The $1^{st}$ , $2^{nd}$ and $3^{rd}$ terms of an arithmetic series are $a, b, a^2$, where $a$ is a negative number. The $1^{st}$, $2^{nd}$ and $3^{rd}$ terms of a geometric series are $a, a^2,b$.
Find the values of $a$ and $b$ and find the sum to infinity of the geometric series.
What I have tried:
By equating the geometric series to the following:
$a^2=ar, b=ar^2 \implies r=a$
Then equating for the arithmetic series.
$a^3-a = a^2-a^3 \implies 2a^3-a^2-a=0 \implies a(a-1)(2a+1) \\ a=0, a=1, a=-\frac{1}{2} \\
\implies b=0, b=1, b=-\frac{1}{8}$
After plugging in the values of $a$ for $b=ar^2$ when $r=a$.
This produces the following series:
$$(0,0) = 0,0,0 … \\ (1,1) = 1, 1, 1, … \\ (-\frac{1}{2},-\frac{1}{8})=-\frac{1}{2},\frac{1}{4},-\frac{1}{8}…$$
The first series is equal to zero, the second is equal to zero, and the third has the following geometric series:
$$\sum_{n=0}^{\infty}(-1)^n \left(\frac{1}{2}\right)^n =\frac{2}{3}$$
Are my calculations correct for this?
Best Answer
Looks mostly OK – note that $a$ is negative, so $a=-\frac 1 2$, and $b=-\frac 1 8$ (you don't need the other two cases).

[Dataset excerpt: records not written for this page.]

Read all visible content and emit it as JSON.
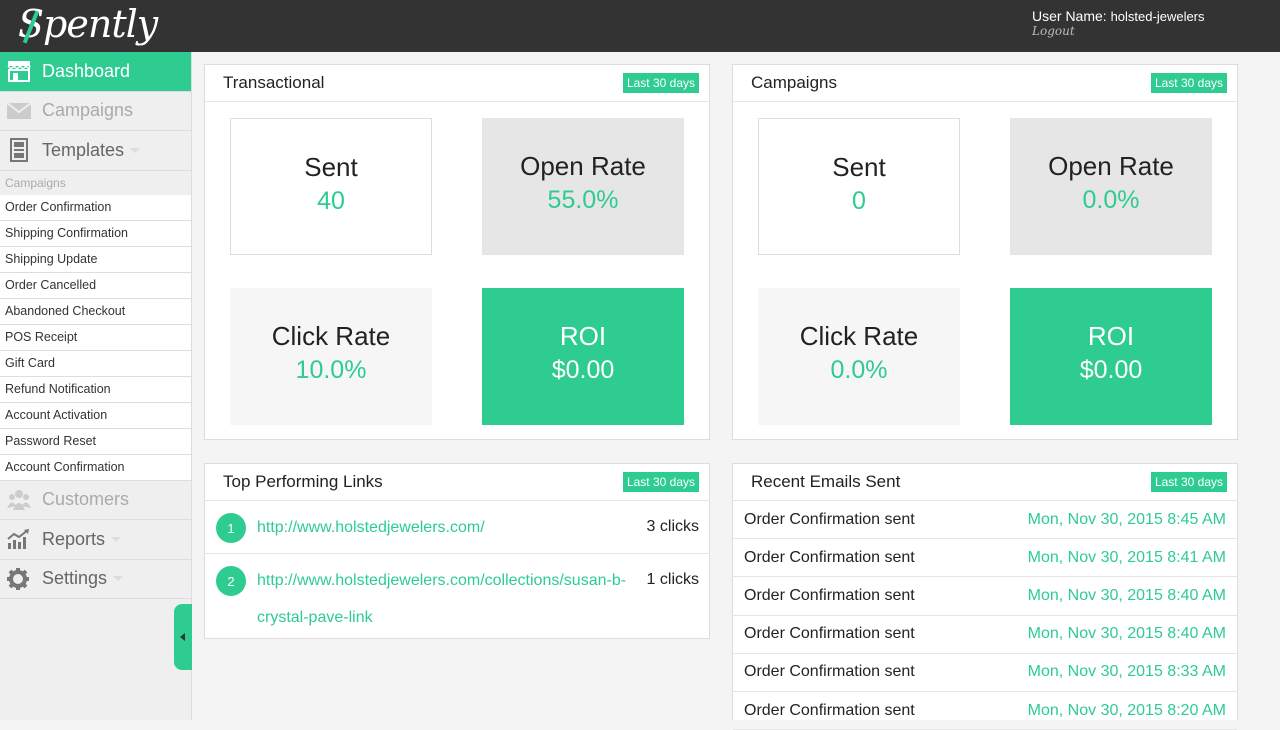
{
  "app": {
    "logo": "Spently"
  },
  "header": {
    "user_label": "User Name:",
    "user_name": "holsted-jewelers",
    "logout": "Logout"
  },
  "sidebar": {
    "main_top": [
      {
        "label": "Dashboard",
        "icon": "store-icon"
      },
      {
        "label": "Campaigns",
        "icon": "envelope-icon"
      },
      {
        "label": "Templates",
        "icon": "template-icon"
      }
    ],
    "sub_head": "Campaigns",
    "sub_items": [
      "Order Confirmation",
      "Shipping Confirmation",
      "Shipping Update",
      "Order Cancelled",
      "Abandoned Checkout",
      "POS Receipt",
      "Gift Card",
      "Refund Notification",
      "Account Activation",
      "Password Reset",
      "Account Confirmation"
    ],
    "main_bottom": [
      {
        "label": "Customers",
        "icon": "customers-icon"
      },
      {
        "label": "Reports",
        "icon": "chart-icon"
      },
      {
        "label": "Settings",
        "icon": "gear-icon"
      }
    ]
  },
  "transactional": {
    "title": "Transactional",
    "badge": "Last 30 days",
    "sent_label": "Sent",
    "sent_value": "40",
    "open_label": "Open Rate",
    "open_value": "55.0%",
    "click_label": "Click Rate",
    "click_value": "10.0%",
    "roi_label": "ROI",
    "roi_value": "$0.00"
  },
  "campaigns": {
    "title": "Campaigns",
    "badge": "Last 30 days",
    "sent_label": "Sent",
    "sent_value": "0",
    "open_label": "Open Rate",
    "open_value": "0.0%",
    "click_label": "Click Rate",
    "click_value": "0.0%",
    "roi_label": "ROI",
    "roi_value": "$0.00"
  },
  "top_links": {
    "title": "Top Performing Links",
    "badge": "Last 30 days",
    "rows": [
      {
        "num": "1",
        "url": "http://www.holstedjewelers.com/",
        "clicks": "3 clicks"
      },
      {
        "num": "2",
        "url": "http://www.holstedjewelers.com/collections/susan-b-crystal-pave-link",
        "clicks": "1 clicks"
      }
    ]
  },
  "recent_emails": {
    "title": "Recent Emails Sent",
    "badge": "Last 30 days",
    "rows": [
      {
        "text": "Order Confirmation sent",
        "date": "Mon, Nov 30, 2015 8:45 AM"
      },
      {
        "text": "Order Confirmation sent",
        "date": "Mon, Nov 30, 2015 8:41 AM"
      },
      {
        "text": "Order Confirmation sent",
        "date": "Mon, Nov 30, 2015 8:40 AM"
      },
      {
        "text": "Order Confirmation sent",
        "date": "Mon, Nov 30, 2015 8:40 AM"
      },
      {
        "text": "Order Confirmation sent",
        "date": "Mon, Nov 30, 2015 8:33 AM"
      },
      {
        "text": "Order Confirmation sent",
        "date": "Mon, Nov 30, 2015 8:20 AM"
      }
    ]
  },
  "colors": {
    "accent": "#2ecc91",
    "topbar": "#333333"
  }
}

The sum is $\frac{-\frac 1 2}{1 + \frac 1 2} = -\frac 1 3$, though. The formula for a geometric series is $\frac{a}{1 - r}$, and here, $r=a$. Your sum should be from $n=1$; as it stands, it includes a term of $1$ at the beginning, which is why your answer is too large by $1$.
One other thing – the sum of the series $1,1,1,\dots$ is not $0$ – it is undefined.